Keeping Atrium Safe
November 16
Dear Atrium Families,
With Thanksgiving approaching, I want to wish you the very best for this brief holiday break, and update you on safety steps in our building. Let’s also take a moment to refresh community health and safety guidelines. We all have an essential role in keeping Atrium safe!
Last month I wrote to you, and reiterate: I strongly discourage you from travelling beyond the states deemed lower-risk by Massachusetts standards. This list of lower-risk states has narrowed sharply in recent days. Close visits with friends and relatives beyond your “bubble” now brings increased risk of COVID transmission. We all dearly miss our loved ones, but the alarming spread of COVID at small gatherings must give us pause. A few moments of lapsed care can take a profound toll on family health and our teachers’ health. We’ve had such a successful fall at Atrium; your diligence and care must continue if we are to thrive in our face-to-face model into early winter.
If you have no choice but to travel to and from a higher-risk state, any Atrium community member must follow all updated and evolving state protocols. These include:
Upon return, each family member who travelled must be PCR-tested with a negative result before a child can return to school, or you must observe the state-required 14-day quarantine. Atrium will request documentation of the test results. Please note that demand is once again rising, and testing may not be easily available.
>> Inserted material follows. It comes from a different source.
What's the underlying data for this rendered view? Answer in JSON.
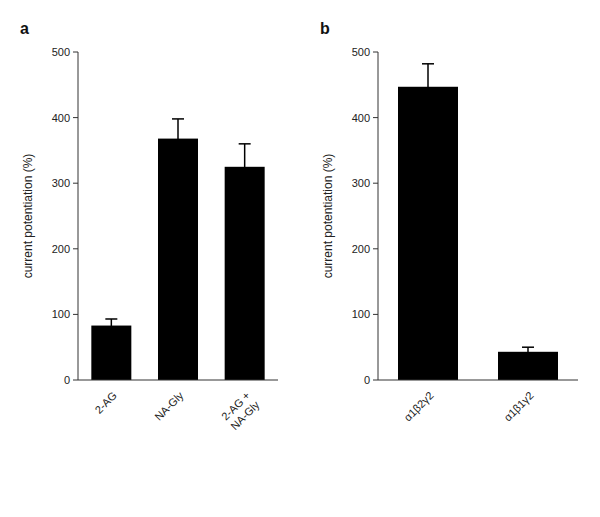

Consistent with recent contact tracing guidelines: were a student to even be exposed to someone who is positive for Covid-19, the exposed student must quarantine and learn remotely for a minimum of two weeks, regardless of test results.
Finally, and as I’m sure you understand, choosing to travel and then requesting remote instruction upon return places a powerful stress upon faculty, who have restricted their own family plans for the sake of students, as well as the entire Atrium community.
Our preparations for a safer return to school after Thanksgiving continue, though this return depends on both the actions of our Atrium community and also the wider community. We have extensively researched air quality strategies, and continue to refine our facilities management.
Recently, our air quality assessment firm returned to retest our building interior. The short story: our air quality continues to be excellent. CO2 levels around the building were even lower than the August testing, as a result of open windows.
Our HVAC systems and boilers have all been re-tested, and system filters have been upgraded to the industry-standard MERV-13 level.
Fresh air flow is key, and so classroom and hallway windows will remain ajar during the day. Each room will be equipped with a small CO2 monitor. This metric gives teachers clear and easy-to-interpret info about fresh air exchange, and empowers simple and immediate adjustment steps.
From time to time outside school hours, we will also flush the full building by opening doors and the large Atrium Space door.
We are also refining our teaching practices for evolving conditions, and so professional development support for our faculty continues. Kathy Hanson is working with OunceIT and others to support both digital learning and emotional well-being at school; I am working with the Massachusetts Audubon Society to develop teacher training sessions to grow our capacity for winter outdoor teaching techniques.
We continue, every day, to look at more ways to help school be safer. We've been successful so far because of everyone's ingenuity, commitment to safety, resilience and spirit. If you have ideas, insights, and resources please bring them forward – I welcome your input!